武器は米軍に渡したくなかったので下りる前に暴れ川の淵三か所ぐらいに分けて捨てた 最初の所に三分の二ぐらい捨てたら水面から見えてきたので原住民に見つかってはと思い あと2か所に分けた。暴れ川は水路もすぐに変えるもので、銃を底の土砂に巻き込んでくれる。

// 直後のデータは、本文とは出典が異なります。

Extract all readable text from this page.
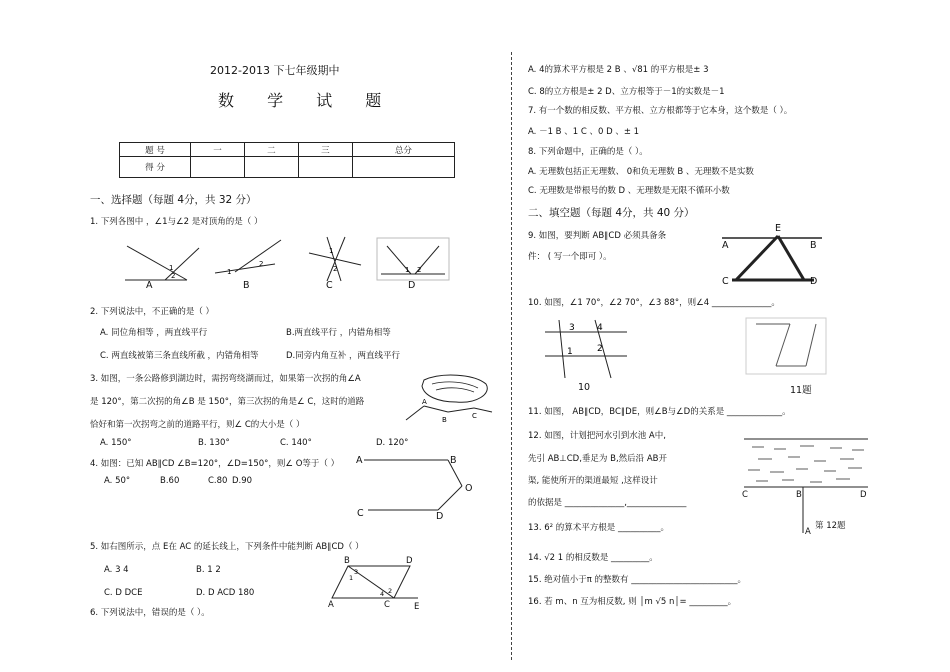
2012-2013 下七年级期中
数 学 试 题
题 号	一	二	三	总分
得 分				
一、选择题（每题 4分，共 32 分）
1. 下列各图中 ，∠1与∠2 是对顶角的是（ ）
1
2	1
2
1
2	1 2
A	B	C	D
2. 下列说法中，不正确的是（ ）
A. 同位角相等 ，两直线平行	B.两直线平行 ，内错角相等
C. 两直线被第三条直线所截 ，内错角相等	D.同旁内角互补 ，两直线平行
3. 如图，一条公路修到湖边时，需拐弯绕湖而过，如果第一次拐的角∠A
是 120°，第二次拐的角∠B 是 150°，第三次拐的角是∠ C，这时的道路
恰好和第一次拐弯之前的道路平行，则∠ C的大小是（ ）
A
B	C
A. 150°	B. 130°	C. 140°	D. 120°
4. 如图：已知 AB∥CD ∠B=120°，∠D=150°，则∠ O等于（ ）
A. 50°	B.60	C.80 D.90
A	B
O
C	D
5. 如右图所示，点 E在 AC 的延长线上，下列条件中能判断 AB∥CD（ ）
A. 3 4	B. 1 2
C. D DCE	D. D ACD 180
3
1
4 2
B	D
A	C	E
6. 下列说法中，错误的是（ ）。
A. 4的算术平方根是 2 B 、√81 的平方根是± 3
C. 8的立方根是± 2 D、立方根等于－1的实数是－1
7. 有一个数的相反数、平方根、立方根都等于它本身，这个数是（ ）。
A. －1 B 、1 C 、0 D 、± 1
8. 下列命题中，正确的是（ ）。
A. 无理数包括正无理数、 0和负无理数 B 、无理数不是实数
C. 无理数是带根号的数 D 、无理数是无限不循环小数
二、填空题（每题 4分，共 40 分）
9. 如图，要判断 AB∥CD 必须具备条
件： ( 写一个即可 ）。
E
A	B
C	D
10. 如图，∠1 70°，∠2 70°，∠3 88°，则∠4 ______________。
3 4
1	2
10	11题
11. 如图， AB∥CD，BC∥DE，则∠B与∠D的关系是 _____________。
12. 如图，计划把河水引到水池 A中,
先引 AB⊥CD,垂足为 B,然后沿 AB开
渠, 能使所开的渠道最短 ,这样设计
的依据是 ______________,______________
C	B	D
A
第 12题
13. 6² 的算术平方根是 __________。
14. √2 1 的相反数是 _________。
15. 绝对值小于π 的整数有 _________________________。
16. 若 m、n 互为相反数, 则 │m √5 n│= _________。
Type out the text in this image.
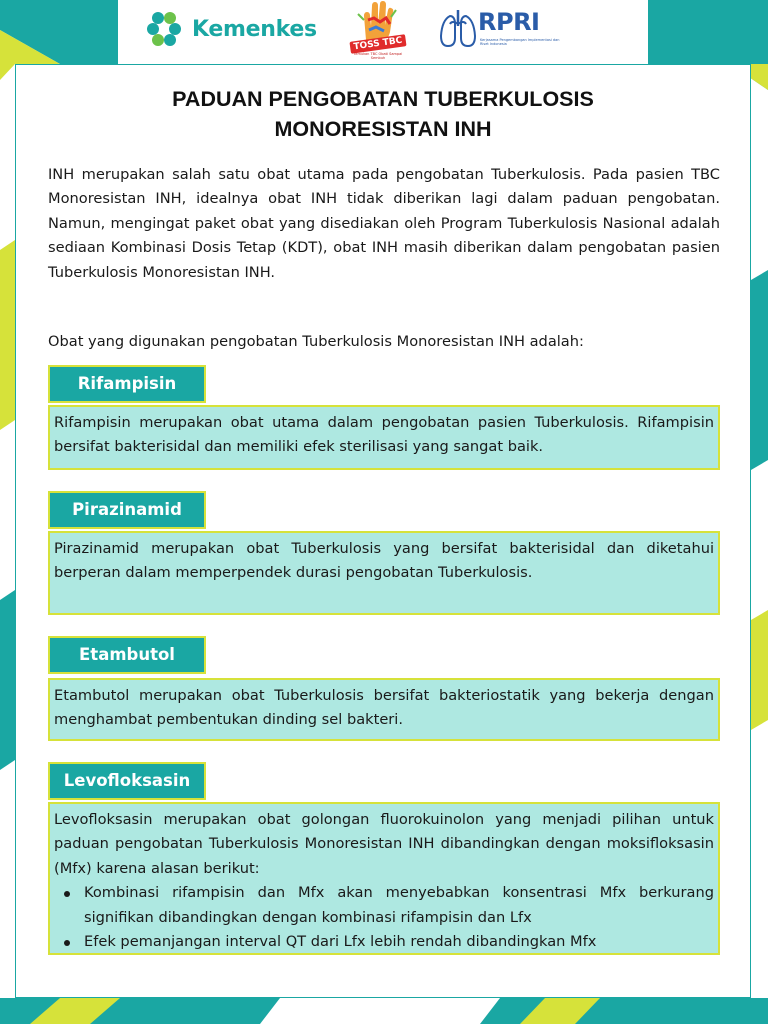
Kemenkes
TOSS TBC
Temukan TBC Obati Sampai Sembuh
RPRI
Kerjasama Pengembangan Implementasi dan Riset Indonesia
PADUAN PENGOBATAN TUBERKULOSIS
MONORESISTAN INH

INH merupakan salah satu obat utama pada pengobatan Tuberkulosis. Pada pasien TBC Monoresistan INH, idealnya obat INH tidak diberikan lagi dalam paduan pengobatan. Namun, mengingat paket obat yang disediakan oleh Program Tuberkulosis Nasional adalah sediaan Kombinasi Dosis Tetap (KDT), obat INH masih diberikan dalam pengobatan pasien Tuberkulosis Monoresistan INH.

Obat yang digunakan pengobatan Tuberkulosis Monoresistan INH adalah:

Rifampisin

Rifampisin merupakan obat utama dalam pengobatan pasien Tuberkulosis. Rifampisin bersifat bakterisidal dan memiliki efek sterilisasi yang sangat baik.

Pirazinamid

Pirazinamid merupakan obat Tuberkulosis yang bersifat bakterisidal dan diketahui berperan dalam memperpendek durasi pengobatan Tuberkulosis.

Etambutol

Etambutol merupakan obat Tuberkulosis bersifat bakteriostatik yang bekerja dengan menghambat pembentukan dinding sel bakteri.

Levofloksasin

Levofloksasin merupakan obat golongan fluorokuinolon yang menjadi pilihan untuk paduan pengobatan Tuberkulosis Monoresistan INH dibandingkan dengan moksifloksasin (Mfx) karena alasan berikut:

Kombinasi rifampisin dan Mfx akan menyebabkan konsentrasi Mfx berkurang signifikan dibandingkan dengan kombinasi rifampisin dan Lfx
Efek pemanjangan interval QT dari Lfx lebih rendah dibandingkan Mfx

後で米軍に武器はどうしたと聞かれた。3か所を捜索させ1丁ずつ出てきたのを確認したらそれ以上は調べなかったらしい。
クラークの収容所へ
米軍のとても美人の女性将校たちが片言の日本語を話して兵士の整理に当たっていた。200人ぐらいずつ収容所へ収納していったが、日本兵も彼女たちの部下の様に4列縦隊とかの命令に従っていた。後で彼女たちは日本語の専門教育を受けており日本語はもっと堪能で情報収集をしていたのだと知った。日本人将校は何度も日本兵を集めては「喧嘩だけはするな、内地に帰れるまでは我慢をしろ」と繰り返していて、そんなに何度も何度もせんでも良かろうがと思っていた。
カリラヤ収容所(マニラ郊外)へ
日本人孤児が集められた収容所が隣接しており先の女性兵士たちが面倒をみていた。あれだけの米兵が皆日本人びいきな訳はないが、苛められたり嫌な事をされる事はなかった。アメちゃんは本当にほがらか。
1945(昭和20)年11月 復員
一番恥ずかしかったのは、自分は5人兄弟で全員怪我もせずに戻った。 裏の家は2人兄弟で、うちの兄と弟とそれぞれ同級生だったが、2人とも戦死した。 前の家も2人兄弟で、下の方はうちの弟と同級生だったが、これも2人とも戦死した。 恥ずかしくて暫く家を出られなかった。これは(奥様、同じ町内の出身)そんなこと仕方ないと言ってくれるけど。